Of course, the man was crazy. “Holly can’t be their mother. Those children are older and bigger than she is.”

“Listen,” he said calmly. “I’m not saying they’re her natural children. Their own dear mother, a good woman, died on the fourth of July, 1936. I married Lulamae in December, 1938, when she was almost fourteen years old. Maybe an ordinary person of fourteen doesn’t know what she wants. But Lulamae isn’t an ordinary person. ‘I know what I want,’ she said to me. ‘I want to be your wife and the mother of your children.’ She broke our hearts when she ran away.”

He drank his cold coffee and looked at me carefully. “Do you believe me?” Yes, I believed him. His story was so strange, it had to be true. And it was like O.J. Berman’s description of Holly in her first days in California.

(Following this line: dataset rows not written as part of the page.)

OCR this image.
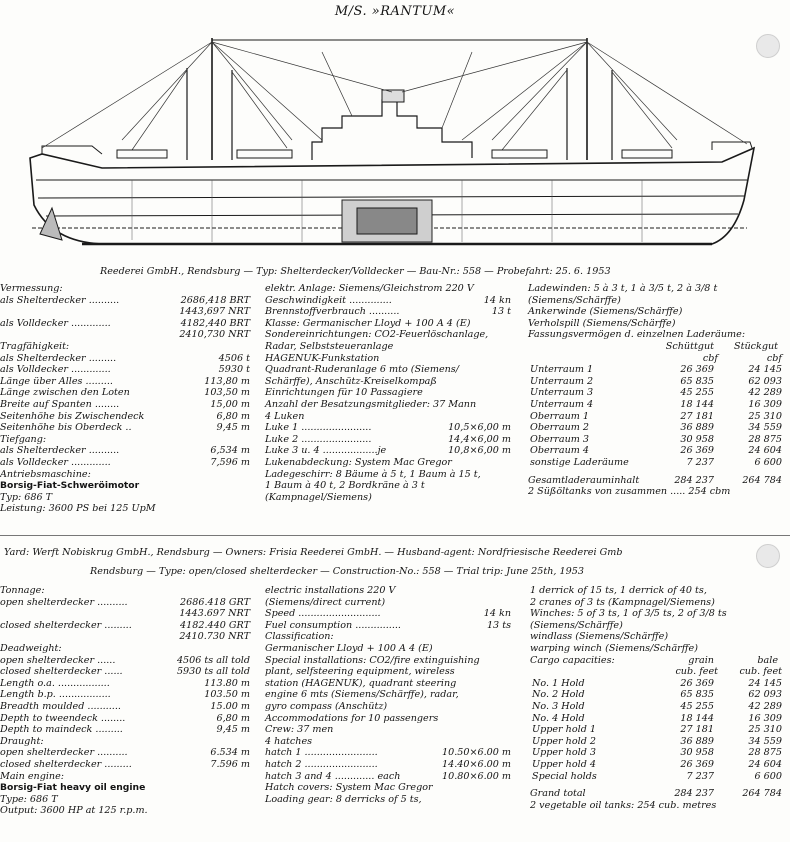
M/S. »RANTUM«
Reederei GmbH., Rendsburg — Typ: Shelterdecker/Volldecker — Bau-Nr.: 558 — Probefahrt: 25. 6. 1953
Vermessung:
als Shelterdecker ..........	2686,418 BRT
1443,697 NRT
als Volldecker .............	4182,440 BRT
2410,730 NRT
Tragfähigkeit:
als Shelterdecker .........	4506 t
als Volldecker .............	5930 t
Länge über Alles .........	113,80 m
Länge zwischen den Loten	103,50 m
Breite auf Spanten ........	15,00 m
Seitenhöhe bis Zwischendeck	6,80 m
Seitenhöhe bis Oberdeck ..	9,45 m
Tiefgang:
als Shelterdecker ..........	6,534 m
als Volldecker .............	7,596 m
Antriebsmaschine:
Borsig-Fiat-Schweröimotor
Typ: 686 T
Leistung: 3600 PS bei 125 UpM
elektr. Anlage: Siemens/Gleichstrom 220 V
Geschwindigkeit ..............	14 kn
Brennstoffverbrauch ..........	13 t
Klasse: Germanischer Lloyd + 100 A 4 (E)
Sondereinrichtungen: CO2-Feuerlöschanlage,
Radar, Selbststeueranlage
HAGENUK-Funkstation
Quadrant-Ruderanlage 6 mto (Siemens/
Schärffe), Anschütz-Kreiselkompaß
Einrichtungen für 10 Passagiere
Anzahl der Besatzungsmitglieder: 37 Mann
4 Luken
Luke 1 .......................	10,5×6,00 m
Luke 2 .......................	14,4×6,00 m
Luke 3 u. 4 ..................je	10,8×6,00 m
Lukenabdeckung: System Mac Gregor
Ladegeschirr: 8 Bäume à 5 t, 1 Baum à 15 t,
1 Baum à 40 t, 2 Bordkräne à 3 t
(Kampnagel/Siemens)
Ladewinden: 5 à 3 t, 1 à 3/5 t, 2 à 3/8 t
(Siemens/Schärffe)
Ankerwinde (Siemens/Schärffe)
Verholspill (Siemens/Schärffe)
Fassungsvermögen d. einzelnen Laderäume:
Schüttgut Stückgut
cbf	cbf
Unterraum 1	26 369	24 145
Unterraum 2	65 835	62 093
Unterraum 3	45 255	42 289
Unterraum 4	18 144	16 309
Oberraum 1	27 181	25 310
Oberraum 2	36 889	34 559
Oberraum 3	30 958	28 875
Oberraum 4	26 369	24 604
sonstige Laderäume	7 237	6 600
Gesamtladerauminhalt	284 237	264 784
2 Süßöltanks von zusammen ..... 254 cbm
Yard: Werft Nobiskrug GmbH., Rendsburg — Owners: Frisia Reederei GmbH. — Husband-agent: Nordfriesische Reederei Gmb
Rendsburg — Type: open/closed shelterdecker — Construction-No.: 558 — Trial trip: June 25th, 1953
Tonnage:
open shelterdecker ..........	2686.418 GRT
1443.697 NRT
closed shelterdecker .........	4182.440 GRT
2410.730 NRT
Deadweight:
open shelterdecker ......	4506 ts all told
closed shelterdecker ......	5930 ts all told
Length o.a. .................	113.80 m
Length b.p. .................	103.50 m
Breadth moulded ...........	15.00 m
Depth to tweendeck ........	6,80 m
Depth to maindeck .........	9,45 m
Draught:
open shelterdecker ..........	6.534 m
closed shelterdecker .........	7.596 m
Main engine:
Borsig-Fiat heavy oil engine
Type: 686 T
Output: 3600 HP at 125 r.p.m.
electric installations 220 V
(Siemens/direct current)
Speed ...........................	14 kn
Fuel consumption ...............	13 ts
Classification:
Germanischer Lloyd + 100 A 4 (E)
Special installations: CO2/fire extinguishing
plant, selfsteering equipment, wireless
station (HAGENUK), quadrant steering
engine 6 mts (Siemens/Schärffe), radar,
gyro compass (Anschütz)
Accommodations for 10 passengers
Crew: 37 men
4 hatches
hatch 1 ........................	10.50×6.00 m
hatch 2 ........................	14.40×6.00 m
hatch 3 and 4 ............. each	10.80×6.00 m
Hatch covers: System Mac Gregor
Loading gear: 8 derricks of 5 ts,
1 derrick of 15 ts, 1 derrick of 40 ts,
2 cranes of 3 ts (Kampnagel/Siemens)
Winches: 5 of 3 ts, 1 of 3/5 ts, 2 of 3/8 ts
(Siemens/Schärffe)
windlass (Siemens/Schärffe)
warping winch (Siemens/Schärffe)
Cargo capacities:	grain	bale
cub. feet cub. feet
No. 1 Hold	26 369	24 145
No. 2 Hold	65 835	62 093
No. 3 Hold	45 255	42 289
No. 4 Hold	18 144	16 309
Upper hold 1	27 181	25 310
Upper hold 2	36 889	34 559
Upper hold 3	30 958	28 875
Upper hold 4	26 369	24 604
Special holds	7 237	6 600
Grand total	284 237	264 784
2 vegetable oil tanks: 254 cub. metres
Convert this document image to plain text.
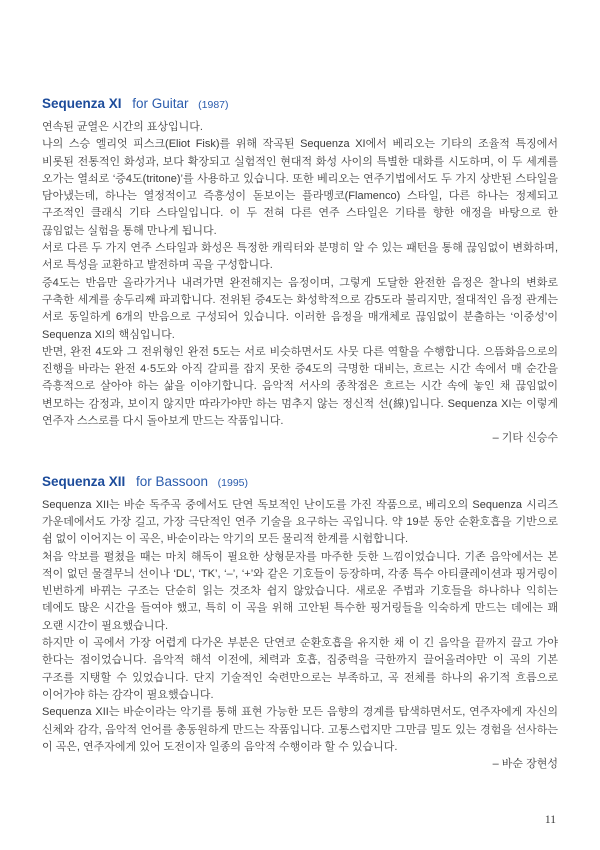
Sequenza XI for Guitar (1987)

연속된 균열은 시간의 표상입니다.

나의 스승 엘리엇 피스크(Eliot Fisk)를 위해 작곡된 Sequenza XI에서 베리오는 기타의 조율적 특징에서 비롯된 전통적인 화성과, 보다 확장되고 실험적인 현대적 화성 사이의 특별한 대화를 시도하며, 이 두 세계를 오가는 열쇠로 ‘증4도(tritone)’를 사용하고 있습니다. 또한 베리오는 연주기법에서도 두 가지 상반된 스타일을 담아냈는데, 하나는 열정적이고 즉흥성이 돋보이는 플라멩코(Flamenco) 스타일, 다른 하나는 정제되고 구조적인 클래식 기타 스타일입니다. 이 두 전혀 다른 연주 스타일은 기타를 향한 애정을 바탕으로 한 끊임없는 실험을 통해 만나게 됩니다.

서로 다른 두 가지 연주 스타일과 화성은 특정한 캐릭터와 분명히 알 수 있는 패턴을 통해 끊임없이 변화하며, 서로 특성을 교환하고 발전하며 곡을 구성합니다.

증4도는 반음만 올라가거나 내려가면 완전해지는 음정이며, 그렇게 도달한 완전한 음정은 찰나의 변화로 구축한 세계를 송두리째 파괴합니다. 전위된 증4도는 화성학적으로 감5도라 불리지만, 절대적인 음정 관계는 서로 동일하게 6개의 반음으로 구성되어 있습니다. 이러한 음정을 매개체로 끊임없이 분출하는 ‘이중성’이 Sequenza XI의 핵심입니다.

반면, 완전 4도와 그 전위형인 완전 5도는 서로 비슷하면서도 사뭇 다른 역할을 수행합니다. 으뜸화음으로의 진행을 바라는 완전 4·5도와 아직 갈피를 잡지 못한 증4도의 극명한 대비는, 흐르는 시간 속에서 매 순간을 즉흥적으로 살아야 하는 삶을 이야기합니다. 음악적 서사의 종착점은 흐르는 시간 속에 놓인 채 끊임없이 변모하는 감정과, 보이지 않지만 따라가야만 하는 멈추지 않는 정신적 선(線)입니다. Sequenza XI는 이렇게 연주자 스스로를 다시 돌아보게 만드는 작품입니다.

– 기타 신승수

Sequenza XII for Bassoon (1995)

Sequenza XII는 바순 독주곡 중에서도 단연 독보적인 난이도를 가진 작품으로, 베리오의 Sequenza 시리즈 가운데에서도 가장 길고, 가장 극단적인 연주 기술을 요구하는 곡입니다. 약 19분 동안 순환호흡을 기반으로 쉼 없이 이어지는 이 곡은, 바순이라는 악기의 모든 물리적 한계를 시험합니다.

처음 악보를 펼쳤을 때는 마치 해독이 필요한 상형문자를 마주한 듯한 느낌이었습니다. 기존 음악에서는 본 적이 없던 물결무늬 선이나 ‘DL’, ‘TK’, ‘–’, ‘+’와 같은 기호들이 등장하며, 각종 특수 아티큘레이션과 핑거링이 빈번하게 바뀌는 구조는 단순히 읽는 것조차 쉽지 않았습니다. 새로운 주법과 기호들을 하나하나 익히는 데에도 많은 시간을 들여야 했고, 특히 이 곡을 위해 고안된 특수한 핑거링들을 익숙하게 만드는 데에는 꽤 오랜 시간이 필요했습니다.

하지만 이 곡에서 가장 어렵게 다가온 부분은 단연코 순환호흡을 유지한 채 이 긴 음악을 끝까지 끌고 가야 한다는 점이었습니다. 음악적 해석 이전에, 체력과 호흡, 집중력을 극한까지 끌어올려야만 이 곡의 기본 구조를 지탱할 수 있었습니다. 단지 기술적인 숙련만으로는 부족하고, 곡 전체를 하나의 유기적 흐름으로 이어가야 하는 감각이 필요했습니다.

Sequenza XII는 바순이라는 악기를 통해 표현 가능한 모든 음향의 경계를 탐색하면서도, 연주자에게 자신의 신체와 감각, 음악적 언어를 총동원하게 만드는 작품입니다. 고통스럽지만 그만큼 밀도 있는 경험을 선사하는 이 곡은, 연주자에게 있어 도전이자 일종의 음악적 수행이라 할 수 있습니다.

– 바순 장현성

11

“She broke our hearts when she ran away,” the horse doctor repeated. “She had no reason to go. Her daughters did all the housework. We had our own farm, chickens and pigs. She got fat and her brother grew really tall. They didn’t come to us like that. Nellie, my oldest girl, brought them into the house. She came to me one morning. ‘Dad,’ she said, ‘I’ve locked two wild children in the kitchen. They were outside stealing milk and eggs.’ That was Lulamae and Fred. They were very thin and their teeth were falling out. Their mother and their father got sick and died. All the children were sent to live with different people. Lulamae and her brother lived with some terrible people, a hundred miles east of Tulip. She had a good reason to run away from their house. But she didn’t have a reason to leave my house. It was her home.”

He put his hands over his eyes. “She grew into a really pretty woman. She was fun, too. She talked a lot. She had an opinion about everything. I picked flowers for her. I found a bird for her and taught it to say her name. I taught her to play the guitar. One night I asked her to marry me. I was crying. ‘Why are you crying, Doc?’ she asked me. ‘Of course I’ll marry you. I’ve never been married before.’ I had to laugh. I’ve never been married before.”

He laughed quietly. “That woman was happy!” he said. “We all loved her. She didn’t do anything except eat and wash her hair. And send away for magazines. We spent a hundred dollars on magazines. That was the problem. She read those magazines and they gave her dreams about a different life. Then she started walking down the road from the farm. Every day she walked a little more. First she walked a mile and came home. Then she went two miles and came home. One day she didn’t stop walking.”

He put his hands over his eyes again. “The bird went wild and flew away. All summer you could hear him. In the yard. In the woods. All summer that bird was calling: ‘Lulamae, Lulamae.’”

Then he stopped talking. I paid our checks and we left the cafe together.

It was a cold, windy evening. We were both quiet. Then I said, “But what happened to her brother? Didn’t he leave?”

“No, sir,” he said. “Fred stayed with us until he became a soldier. He’s a good boy, good with horses. He didn’t understand Lulamae. ‘Why has she left her brother and husband and children?’ he asked. After he left the farm, he had some letters from her. He sent me her address. So I’ve come to get her. I know she’s sorry. I know she wants to go home.”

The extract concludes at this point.